Is there a mechanism for a balena device to automatically recover a corrupt application partition (for example, reverting it to the last flash state)?
I read this post which says that the only risky writes are user application writes. My application writes to a log but otherwise does not make writes that need to be preserved between boots. I don’t mind blowing away my logs as part of a corruption recovery process, but I’d prefer not to disable logging altogether. Is there a way to revert the data partition automatically on a corrupt boot, or could I modify balena to make the data partition read-only and write my logs out to a separate read-write partition?
If I’m trying to do something that is complex/foolish to do in balena, please let me know. I was initially looking at a barebones approach using buildroot (yocto’s complexity put me off) but balena already has a lot of the things I need (such as an A-B flashing strategy)
Hi Graham, balenaOS will already run fsck on boot on all partitions - what other mechanism to automatically recover a partition were you thinking about?
The data partition cannot be made read-only as it’s used as the engine’s storage. Also, balenaOS will happily boot even if the data partition is empty, so that could be a recovery mechanism is the engine state is corrupted for example.

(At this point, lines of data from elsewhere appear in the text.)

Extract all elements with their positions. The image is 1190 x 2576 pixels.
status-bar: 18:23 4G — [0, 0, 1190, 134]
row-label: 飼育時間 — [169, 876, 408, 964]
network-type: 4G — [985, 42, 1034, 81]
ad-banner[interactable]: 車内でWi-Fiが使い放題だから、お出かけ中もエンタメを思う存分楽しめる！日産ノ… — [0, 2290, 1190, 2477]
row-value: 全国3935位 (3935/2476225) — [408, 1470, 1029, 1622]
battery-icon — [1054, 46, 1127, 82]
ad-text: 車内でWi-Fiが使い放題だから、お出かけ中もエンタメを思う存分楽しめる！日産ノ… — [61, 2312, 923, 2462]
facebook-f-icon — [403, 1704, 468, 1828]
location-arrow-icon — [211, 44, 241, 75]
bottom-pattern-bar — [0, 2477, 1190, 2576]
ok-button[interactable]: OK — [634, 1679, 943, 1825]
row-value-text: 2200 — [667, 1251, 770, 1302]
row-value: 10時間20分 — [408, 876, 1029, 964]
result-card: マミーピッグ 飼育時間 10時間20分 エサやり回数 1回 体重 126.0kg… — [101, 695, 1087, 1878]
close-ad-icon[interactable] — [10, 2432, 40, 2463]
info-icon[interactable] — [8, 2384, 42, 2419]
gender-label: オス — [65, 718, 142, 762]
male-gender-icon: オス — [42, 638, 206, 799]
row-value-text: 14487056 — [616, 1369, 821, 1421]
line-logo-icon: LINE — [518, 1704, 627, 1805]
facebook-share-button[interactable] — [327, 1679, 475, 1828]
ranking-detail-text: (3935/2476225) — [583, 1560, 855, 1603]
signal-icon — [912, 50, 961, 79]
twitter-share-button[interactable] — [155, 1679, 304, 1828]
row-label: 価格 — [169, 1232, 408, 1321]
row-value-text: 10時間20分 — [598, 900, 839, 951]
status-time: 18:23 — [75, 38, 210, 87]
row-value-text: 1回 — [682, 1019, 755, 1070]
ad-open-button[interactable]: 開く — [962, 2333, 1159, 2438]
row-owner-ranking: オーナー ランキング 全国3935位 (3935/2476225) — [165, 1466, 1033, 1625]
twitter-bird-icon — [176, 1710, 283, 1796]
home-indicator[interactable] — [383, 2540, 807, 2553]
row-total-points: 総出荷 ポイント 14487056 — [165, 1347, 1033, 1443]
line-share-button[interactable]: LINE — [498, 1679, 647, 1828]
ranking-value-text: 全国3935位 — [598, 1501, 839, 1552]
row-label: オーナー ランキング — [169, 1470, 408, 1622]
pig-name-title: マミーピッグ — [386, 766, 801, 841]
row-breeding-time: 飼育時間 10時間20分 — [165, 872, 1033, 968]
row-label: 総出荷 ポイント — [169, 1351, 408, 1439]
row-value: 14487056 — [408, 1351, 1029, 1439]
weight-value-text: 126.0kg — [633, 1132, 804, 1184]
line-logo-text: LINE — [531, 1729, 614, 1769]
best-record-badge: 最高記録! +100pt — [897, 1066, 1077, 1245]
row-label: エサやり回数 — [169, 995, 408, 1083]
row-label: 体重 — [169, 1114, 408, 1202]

Thanks for getting back to me. Data being read-write makes sense, I suspected that was the case. Good to know re. fsck.
If the Data partition became corrupted, could it be re-populated with Docker image(s) to restore it, or is Data the same place that the images are kept? I was envisioning a recovery system where the Data partition could be restored to its initial state on boot (if necessary). Our devices won’t be online, so we are looking for a recovery option that doesn’t require cloud or manual intervention.
Hi Graham, if the data partition becomes corrupted and cannot be accessed even after a fsck, the OS will attempt to recover by erasing it. When balenaOS boots with an empty data partition, a supervisor is re-downloaded, and the supervisor will re-download all container applications to match the cloud state.
Unfortunately the system is not designed to recover if there is no cloud connectivity.